The Owner-Operator Independent Drivers Association said Monday it has filed suit against the Federal Motor Carrier Safety Administration regarding FMCSA’s pre-employment screening program and appeal process.
The suit — filed in the U.S District Court for the District of Columbia — alleges that FMCSA releases records of alleged safety violations to potential employers before drivers have had their day in court and that it refuses to delete references to such violations even after drivers have been exonerated in court.
The data stored in the safety records database is also utilized by the FMCSA’s Compliance Safety Accountability enforcement program, known as CSA.
“By refusing to accept the determination by a court, the FMCSA has in essence made state law enforcement agencies the final judge and jury on all citations,” said OOIDA President Jim Johnston, “This can ultimately threaten business opportunities and income.”
An FMCSA spokeswoman said the agency is aware of the lawsuit filed and that the matter action is currently under agency review.

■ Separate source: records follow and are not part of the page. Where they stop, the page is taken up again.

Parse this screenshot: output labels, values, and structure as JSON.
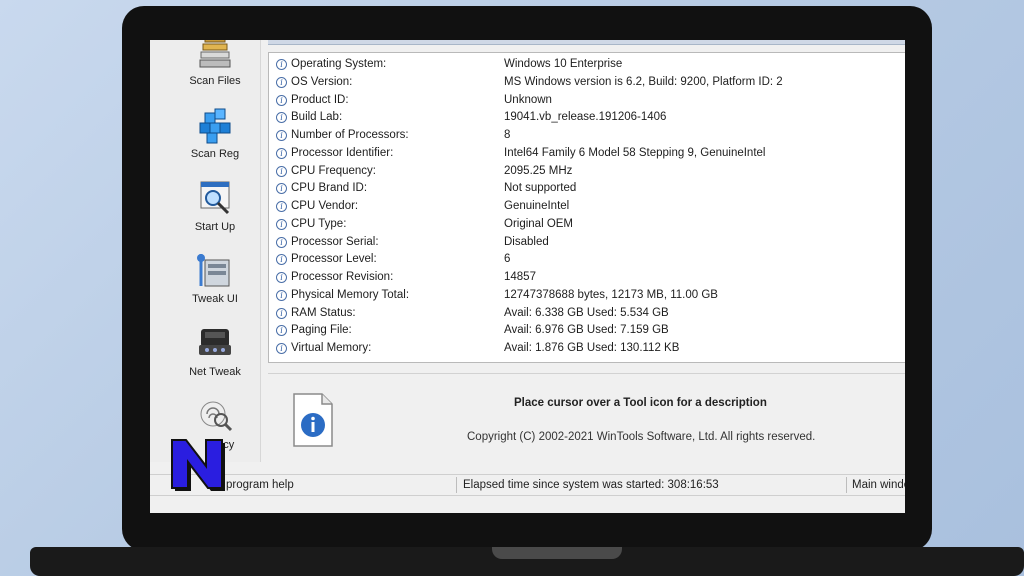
{
  "toolbar": {
    "items": [
      {
        "label": "Scan Files",
        "icon": "scan-files-icon"
      },
      {
        "label": "Scan Reg",
        "icon": "scan-reg-icon"
      },
      {
        "label": "Start Up",
        "icon": "start-up-icon"
      },
      {
        "label": "Tweak UI",
        "icon": "tweak-ui-icon"
      },
      {
        "label": "Net Tweak",
        "icon": "net-tweak-icon"
      },
      {
        "label": "vacy",
        "icon": "privacy-icon"
      }
    ]
  },
  "system_info": {
    "rows": [
      {
        "label": "Operating System:",
        "value": "Windows 10 Enterprise"
      },
      {
        "label": "OS Version:",
        "value": "MS Windows version is 6.2, Build: 9200, Platform ID: 2"
      },
      {
        "label": "Product ID:",
        "value": "Unknown"
      },
      {
        "label": "Build Lab:",
        "value": "19041.vb_release.191206-1406"
      },
      {
        "label": "Number of Processors:",
        "value": "8"
      },
      {
        "label": "Processor Identifier:",
        "value": "Intel64 Family 6 Model 58 Stepping 9, GenuineIntel"
      },
      {
        "label": "CPU Frequency:",
        "value": "2095.25 MHz"
      },
      {
        "label": "CPU Brand ID:",
        "value": "Not supported"
      },
      {
        "label": "CPU Vendor:",
        "value": "GenuineIntel"
      },
      {
        "label": "CPU Type:",
        "value": "Original OEM"
      },
      {
        "label": "Processor Serial:",
        "value": "Disabled"
      },
      {
        "label": "Processor Level:",
        "value": "6"
      },
      {
        "label": "Processor Revision:",
        "value": "14857"
      },
      {
        "label": "Physical Memory Total:",
        "value": "12747378688 bytes, 12173 MB, 11.00 GB"
      },
      {
        "label": "RAM Status:",
        "value": "Avail: 6.338 GB  Used: 5.534 GB"
      },
      {
        "label": "Paging File:",
        "value": "Avail: 6.976 GB  Used: 7.159 GB"
      },
      {
        "label": "Virtual Memory:",
        "value": "Avail: 1.876 GB  Used: 130.112 KB"
      }
    ]
  },
  "description": {
    "title": "Place cursor over a Tool icon for a description",
    "copyright": "Copyright (C) 2002-2021 WinTools Software, Ltd. All rights reserved."
  },
  "status_bar": {
    "help": "program help",
    "elapsed": "Elapsed time since system was started: 308:16:53",
    "main": "Main window"
  },
  "colors": {
    "accent_blue": "#2b6cc4",
    "logo_fill": "#2a1ee0"
  }
}
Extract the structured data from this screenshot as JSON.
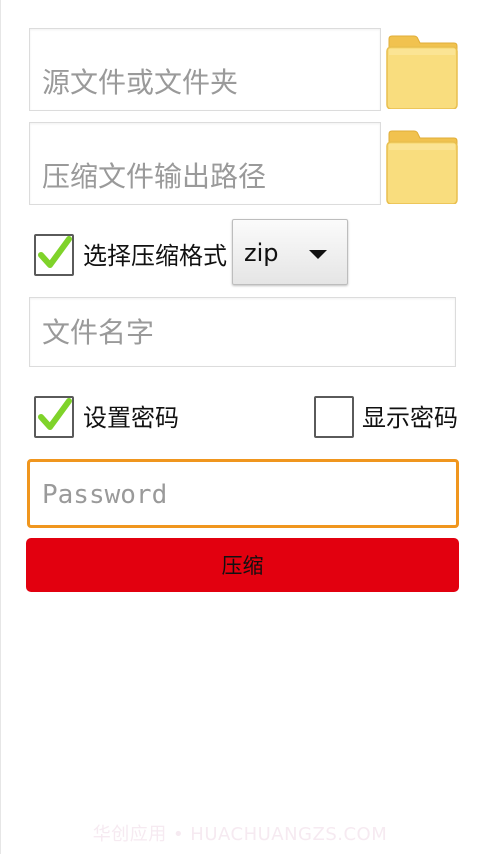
{
  "source": {
    "placeholder": "源文件或文件夹",
    "browse_icon": "folder-icon"
  },
  "output": {
    "placeholder": "压缩文件输出路径",
    "browse_icon": "folder-icon"
  },
  "format": {
    "checkbox_checked": true,
    "label": "选择压缩格式",
    "selected": "zip",
    "dropdown_icon": "triangle-down-icon"
  },
  "filename": {
    "placeholder": "文件名字"
  },
  "password_options": {
    "set_password_checked": true,
    "set_password_label": "设置密码",
    "show_password_checked": false,
    "show_password_label": "显示密码"
  },
  "password": {
    "placeholder": "Password"
  },
  "compress_button": {
    "label": "压缩"
  },
  "watermark": {
    "text": "华创应用 • HUACHUANGZS.COM"
  },
  "colors": {
    "accent_orange": "#f0961e",
    "button_red": "#e2000f",
    "check_green": "#7fd32a",
    "folder_yellow": "#f7d46a"
  }
}
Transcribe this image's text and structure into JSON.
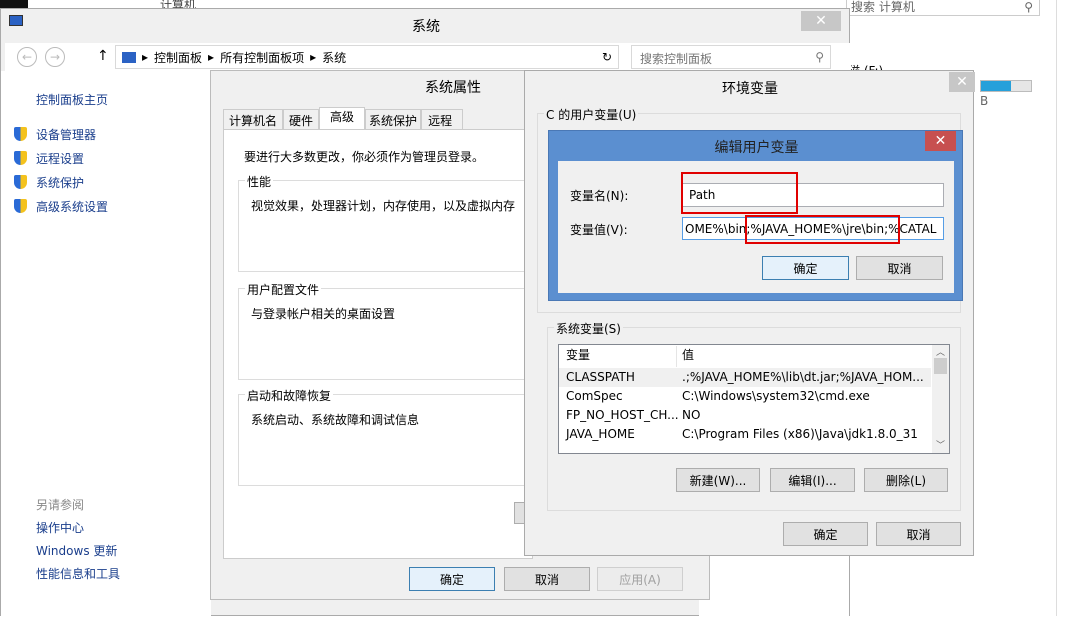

Three plaintiffs named in the lawsuit were cited for alleged violations during the course of routine inspections. All three drivers challenged the citations in court and were either acquitted of the violations or had their cases dismissed, OOIDA said.
The suit alleges the agency fails to comply with the Fair Credit Reporting Act, with the Privacy Act, and with mandates governing agency action contained in the previous highway bill, SAFETEA-LU.
American Trucking Associations and the trucking industry have been concerned about the CSA program’s crash accountability standards.